Quand le règlement succombe devant la justice

Le Chef qui veille serait, selon l’antienne, la garantie nécessaire et suffisante aux intérêts du subordonné.

Malheur à l’impétrant qui, en désespoir de cause, demande l’appui de la Justice pour rappeler à ce Chef bienveillant l’essentiel de son devoir. Une chose est sûre : il y laissera des plumes.

Ceci est particulièrement détestable quand, face aux dégâts irréversibles occasionnés par une application bornée, voire erronée, du Règlement, la Justice lui donne ultérieurement raison.

L’histoire de l’Adjudant R., celle de médiocres revanchards et de chefs frileux qui s’alignent sur eux pour respecter l’obligation institutionnelle de ne pas faire de vagues, vient alimenter une rubrique déjà bien fournie.

Des états de service élogieux.

Entré en service en 80, RICHAUD aligne hors l’année du massacre, les appréciations les plus flatteuses.
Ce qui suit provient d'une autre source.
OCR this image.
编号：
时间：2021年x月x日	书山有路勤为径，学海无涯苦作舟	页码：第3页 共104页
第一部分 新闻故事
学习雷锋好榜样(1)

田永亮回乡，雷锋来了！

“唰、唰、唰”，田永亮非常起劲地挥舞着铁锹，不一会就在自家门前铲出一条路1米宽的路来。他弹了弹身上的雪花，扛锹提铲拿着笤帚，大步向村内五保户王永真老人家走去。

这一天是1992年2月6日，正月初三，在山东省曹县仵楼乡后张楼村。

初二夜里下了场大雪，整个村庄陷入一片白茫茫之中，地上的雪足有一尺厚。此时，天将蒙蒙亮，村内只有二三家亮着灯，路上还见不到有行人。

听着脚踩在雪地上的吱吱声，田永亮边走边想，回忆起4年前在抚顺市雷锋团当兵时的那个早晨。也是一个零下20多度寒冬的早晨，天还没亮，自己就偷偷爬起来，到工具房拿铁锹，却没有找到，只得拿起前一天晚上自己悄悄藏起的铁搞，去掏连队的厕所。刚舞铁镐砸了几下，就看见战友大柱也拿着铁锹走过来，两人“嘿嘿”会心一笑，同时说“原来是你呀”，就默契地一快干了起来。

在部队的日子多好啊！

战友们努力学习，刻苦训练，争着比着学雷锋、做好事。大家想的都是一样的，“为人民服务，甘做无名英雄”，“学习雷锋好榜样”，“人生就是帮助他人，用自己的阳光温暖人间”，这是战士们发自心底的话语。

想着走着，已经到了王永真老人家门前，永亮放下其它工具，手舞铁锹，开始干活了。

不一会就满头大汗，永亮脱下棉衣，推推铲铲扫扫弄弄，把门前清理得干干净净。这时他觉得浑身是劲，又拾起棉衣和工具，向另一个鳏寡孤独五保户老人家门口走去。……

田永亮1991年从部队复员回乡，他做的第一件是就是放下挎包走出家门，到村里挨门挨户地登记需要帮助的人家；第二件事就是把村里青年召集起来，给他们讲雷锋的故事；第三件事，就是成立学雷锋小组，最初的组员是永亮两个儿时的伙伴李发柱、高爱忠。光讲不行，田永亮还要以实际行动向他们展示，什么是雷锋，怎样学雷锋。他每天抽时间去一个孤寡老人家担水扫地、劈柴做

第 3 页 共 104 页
Professionnel compétent, consciencieux, travailleur serviable et opiniâtre, sous-officier au comportement militaire irréprochable, lettre de félicitations à l’appui, notre malheureuse victime d’aujourd’hui avait acquis, au fil d’une bonne vingtaine d’années de service, l’entière confiance de ses chefs.

Certes, ne pouvant distribuer de 13e mois, l’institution n’est pas avare de ces gratifications élogieuses qui n’engagent en rien l’alignement ultérieur des effectifs budgétaires. Toutefois RICHAUD était le seul, avec tous les autres, à les mériter pleinement.

Un examen de sa notation montrait toutefois au lecteur attentif que l’Adjudant n’était pas un inconditionnel de ces tracasseries qui font la grandeur de la servitude militaire. Derrière un conformisme de bonne composition il n’en pensait pas moins. Il était clair qu’il faudrait avoir des billes si l’on voulait le chatouiller de ce côté là.

Le coup de pied de l’âne.

La première et seule banderille de sa longue et belle carrière fut lancée par un petit personnel féminin.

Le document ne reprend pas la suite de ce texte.